6 Million People
A friend of mine Jacob Rome sent me an invitation for a group on Flickr called 6 Million People. Recently there has been some conversations going on in places on Flickr about Nazism and censorship and I think that in part this group represents an ambitious project to try and honor the 6 million who were killed in Nazi Germany and remind people of what a horrible thing in history that the Holocaust was.
From the group description:
“Please help us remember the holocaust dutifully and respectfully by adding your self-portrait, or a photo of a person you love, to our pool. Add as many photos as you want, but please submit no more than 1 picture of any person, so that in the end we will have close to 6 million pictures of people, with a different person the subject of each picture. It’s going to take a long time to add up to 6 million pictures—that’s 200,000 Flickr pages with 30 images each—but our goal is 6 years or less. When we complete the project, it will be a memorial to those who died, and will provide us a with a way to visualize all those people. Thank you for helping and supporting us in our goal.”

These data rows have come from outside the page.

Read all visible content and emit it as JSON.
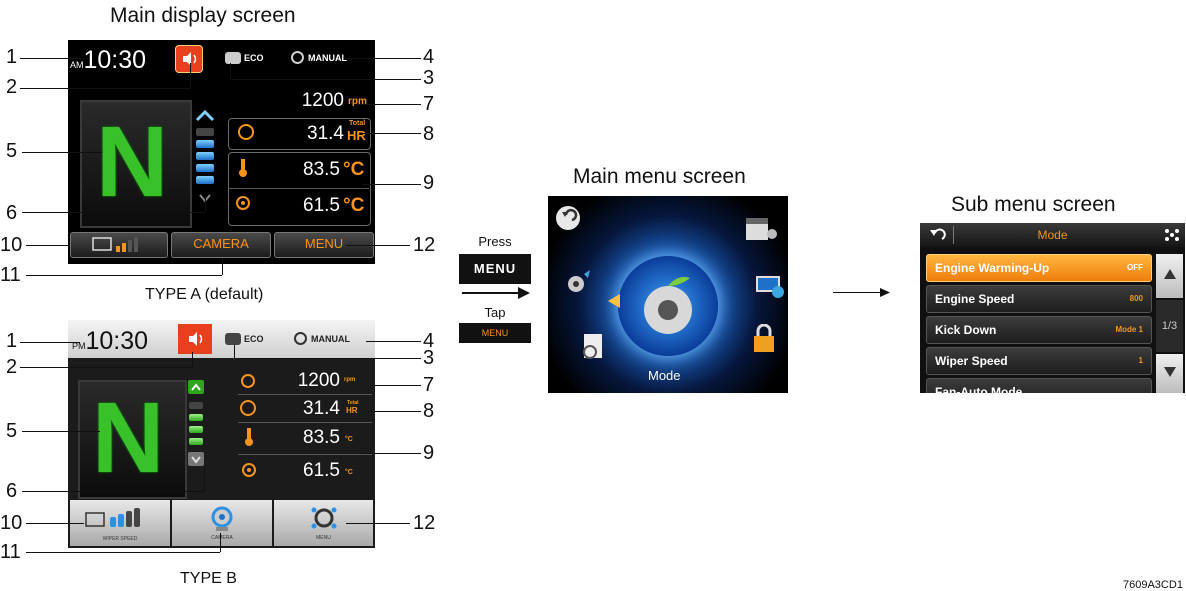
{
  "titles": {
    "main_display": "Main display screen",
    "main_menu": "Main menu screen",
    "sub_menu": "Sub menu screen"
  },
  "captions": {
    "type_a": "TYPE A (default)",
    "type_b": "TYPE B"
  },
  "callouts": [
    "1",
    "2",
    "3",
    "4",
    "5",
    "6",
    "7",
    "8",
    "9",
    "10",
    "11",
    "12"
  ],
  "type_a": {
    "ampm": "AM",
    "time": "10:30",
    "eco": "ECO",
    "manual": "MANUAL",
    "gear": "N",
    "rpm": "1200",
    "rpm_unit": "rpm",
    "hours": "31.4",
    "hours_unit_top": "Total",
    "hours_unit": "HR",
    "temp1": "83.5",
    "temp2": "61.5",
    "temp_unit": "°C",
    "camera": "CAMERA",
    "menu": "MENU"
  },
  "type_b": {
    "ampm": "PM",
    "time": "10:30",
    "eco": "ECO",
    "manual": "MANUAL",
    "gear": "N",
    "rpm": "1200",
    "rpm_unit": "rpm",
    "hours": "31.4",
    "hours_unit_top": "Total",
    "hours_unit": "HR",
    "temp1": "83.5",
    "temp2": "61.5",
    "temp_unit": "°C",
    "wiper_label": "WIPER SPEED",
    "camera_label": "CAMERA",
    "menu_label": "MENU"
  },
  "transition": {
    "press": "Press",
    "menu_key": "MENU",
    "tap": "Tap",
    "menu_touch": "MENU"
  },
  "main_menu": {
    "label": "Mode"
  },
  "sub_menu": {
    "title": "Mode",
    "page": "1/3",
    "items": [
      {
        "label": "Engine Warming-Up",
        "value": "OFF"
      },
      {
        "label": "Engine Speed",
        "value": "800"
      },
      {
        "label": "Kick Down",
        "value": "Mode 1"
      },
      {
        "label": "Wiper Speed",
        "value": "1"
      },
      {
        "label": "Fan-Auto Mode",
        "value": ""
      }
    ]
  },
  "figure_ref": "7609A3CD1",
  "colors": {
    "accent_orange": "#f7941d",
    "gear_green": "#39c12a",
    "level_blue": "#2f8fe0",
    "speaker_red": "#e8401c"
  }
}
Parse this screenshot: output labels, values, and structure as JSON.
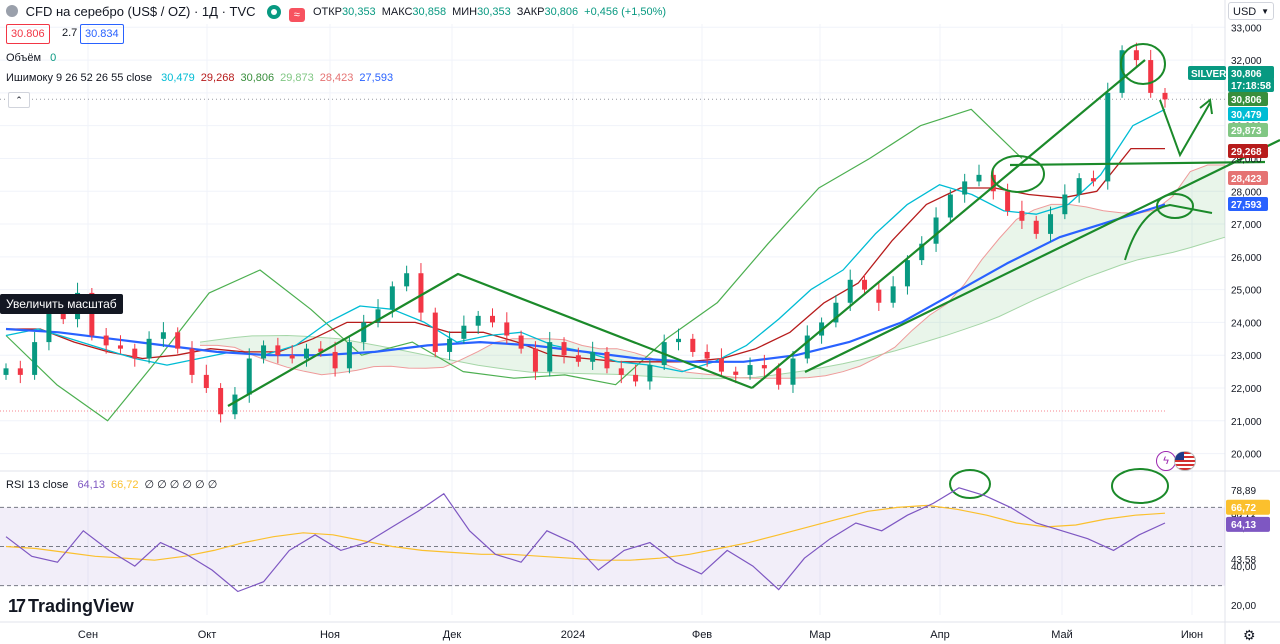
{
  "header": {
    "symbol": "CFD на серебро (US$ / OZ) · 1Д · TVC",
    "wave_icon": "≈",
    "ohlc": [
      {
        "k": "ОТКР",
        "v": "30,353"
      },
      {
        "k": "МАКС",
        "v": "30,858"
      },
      {
        "k": "МИН",
        "v": "30,353"
      },
      {
        "k": "ЗАКР",
        "v": "30,806"
      },
      {
        "k": "",
        "v": "+0,456 (+1,50%)"
      }
    ],
    "bid": "30.806",
    "spread": "2.7",
    "ask": "30.834",
    "volume_label": "Объём",
    "volume_value": "0",
    "ichimoku_label": "Ишимоку 9 26 52 26 55 close",
    "ichimoku_values": [
      {
        "v": "30,479",
        "c": "#00bcd4"
      },
      {
        "v": "29,268",
        "c": "#b71c1c"
      },
      {
        "v": "30,806",
        "c": "#388e3c"
      },
      {
        "v": "29,873",
        "c": "#81c784"
      },
      {
        "v": "28,423",
        "c": "#e57373"
      },
      {
        "v": "27,593",
        "c": "#2962ff"
      }
    ],
    "collapse": "⌃",
    "currency": "USD",
    "zoom_tooltip": "Увеличить масштаб",
    "rsi_label": "RSI 13 close",
    "rsi_values": [
      {
        "v": "64,13",
        "c": "#7e57c2"
      },
      {
        "v": "66,72",
        "c": "#fbc02d"
      },
      {
        "v": "∅ ∅ ∅ ∅ ∅ ∅",
        "c": "#131722"
      }
    ],
    "logo": "TradingView",
    "logo_mark": "17"
  },
  "chart_data": [
    {
      "type": "candlestick",
      "title": "CFD на серебро (US$ / OZ) · 1Д · TVC",
      "y_ticks": [
        "33,000",
        "32,000",
        "31,000",
        "30,000",
        "29,000",
        "28,000",
        "27,000",
        "26,000",
        "25,000",
        "24,000",
        "23,000",
        "22,000",
        "21,000",
        "20,000"
      ],
      "y_range": [
        19.5,
        33.1
      ],
      "x_labels": [
        "Сен",
        "Окт",
        "Ноя",
        "Дек",
        "2024",
        "Фев",
        "Мар",
        "Апр",
        "Май",
        "Июн"
      ],
      "price_tags": [
        {
          "text": "SILVER",
          "color": "#089981"
        },
        {
          "text": "30,806",
          "color": "#089981"
        },
        {
          "text": "17:18:58",
          "color": "#089981"
        },
        {
          "text": "30,806",
          "color": "#388e3c"
        },
        {
          "text": "30,479",
          "color": "#00bcd4"
        },
        {
          "text": "29,873",
          "color": "#81c784"
        },
        {
          "text": "29,268",
          "color": "#b71c1c"
        },
        {
          "text": "28,423",
          "color": "#e57373"
        },
        {
          "text": "27,593",
          "color": "#2962ff"
        }
      ],
      "close_series": [
        22.6,
        22.4,
        23.4,
        24.5,
        24.1,
        24.9,
        23.6,
        23.3,
        23.2,
        22.9,
        23.5,
        23.7,
        23.2,
        22.4,
        22.0,
        21.2,
        21.8,
        22.9,
        23.3,
        23.0,
        22.9,
        23.2,
        23.1,
        22.6,
        23.4,
        24.0,
        24.4,
        25.1,
        25.5,
        24.3,
        23.1,
        23.5,
        23.9,
        24.2,
        24.0,
        23.6,
        23.2,
        22.5,
        23.4,
        23.0,
        22.8,
        23.1,
        22.6,
        22.4,
        22.2,
        22.7,
        23.4,
        23.5,
        23.1,
        22.9,
        22.5,
        22.4,
        22.7,
        22.6,
        22.1,
        22.9,
        23.6,
        24.0,
        24.6,
        25.3,
        25.0,
        24.6,
        25.1,
        25.9,
        26.4,
        27.2,
        27.9,
        28.3,
        28.5,
        28.0,
        27.4,
        27.1,
        26.7,
        27.3,
        27.9,
        28.4,
        28.3,
        31.0,
        32.3,
        32.0,
        31.0,
        30.8
      ],
      "tenkan_series": [
        23.6,
        23.8,
        23.5,
        23.2,
        22.9,
        22.7,
        22.9,
        23.1,
        23.0,
        23.3,
        24.0,
        24.5,
        24.4,
        24.0,
        23.4,
        23.6,
        23.7,
        23.3,
        23.1,
        22.8,
        22.7,
        22.5,
        22.8,
        23.3,
        24.1,
        25.0,
        25.6,
        26.7,
        27.6,
        28.2,
        27.9,
        27.4,
        27.3,
        27.6,
        28.5,
        30.0,
        30.5
      ],
      "kijun_series": [
        23.8,
        23.8,
        23.4,
        23.1,
        22.9,
        23.0,
        23.2,
        23.1,
        23.1,
        23.5,
        24.0,
        24.0,
        24.0,
        23.7,
        23.7,
        23.4,
        23.0,
        22.9,
        22.8,
        22.8,
        22.8,
        22.9,
        23.2,
        23.7,
        24.6,
        25.2,
        26.5,
        27.6,
        28.1,
        28.1,
        27.9,
        27.8,
        28.0,
        29.3,
        29.3
      ],
      "chikou_series": [
        23.6,
        22.1,
        21.0,
        22.9,
        24.9,
        25.6,
        24.4,
        23.0,
        23.4,
        22.5,
        22.3,
        22.4,
        22.1,
        23.5,
        24.6,
        26.4,
        28.1,
        29.0,
        30.0,
        30.5,
        29.0
      ],
      "ma_series": [
        23.8,
        23.7,
        23.5,
        23.3,
        23.1,
        23.0,
        23.0,
        23.1,
        23.3,
        23.4,
        23.3,
        23.1,
        22.9,
        22.8,
        22.8,
        23.0,
        23.4,
        24.0,
        24.9,
        25.8,
        26.6,
        27.1,
        27.6
      ],
      "rsi": {
        "levels": [
          70,
          50,
          30
        ],
        "y_ticks": [
          "78,89",
          "66,72",
          "64,13",
          "60,00",
          "43,58",
          "40,00",
          "20,00"
        ],
        "y_range": [
          15,
          85
        ],
        "rsi_series": [
          55,
          45,
          42,
          58,
          48,
          40,
          52,
          46,
          38,
          27,
          32,
          48,
          56,
          48,
          52,
          60,
          68,
          77,
          58,
          46,
          42,
          58,
          52,
          38,
          48,
          52,
          42,
          36,
          48,
          40,
          28,
          44,
          54,
          62,
          58,
          66,
          72,
          80,
          76,
          70,
          62,
          58,
          54,
          48,
          56,
          62
        ],
        "ma_series": [
          50,
          49,
          47,
          45,
          44,
          43,
          45,
          48,
          52,
          55,
          57,
          56,
          53,
          50,
          48,
          47,
          46,
          46,
          45,
          44,
          43,
          43,
          44,
          46,
          49,
          52,
          56,
          60,
          64,
          68,
          70,
          71,
          69,
          66,
          62,
          60,
          61,
          64,
          66,
          67
        ]
      }
    }
  ]
}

So far it looks like this group is off to a somewhat slow start — about 152 images in 5 weeks, quite a ways away from 6 million.
But this is where the power of the internet and the blogosphere and social networking and all of that can change things. I have no doubt that if the word is spread on this project that it can be realized and so here I’m asking for your help.
If you support this remembrance and project then I’m asking that you join me in joining this group on flickr and posting a self portrait to this pool (my self portrait is above).
And more than this I’m asking that you spread the word, in your flickrstream, on your blog, with your friends. If this happens, this would be one of the largest movements in the blogosphere yet and certainly the most important thing that’s been done with Flickr to date. Things like this are possible because we all are connected. Let’s make this group’s vision happen.
To get even more visibility for this project digg this story here.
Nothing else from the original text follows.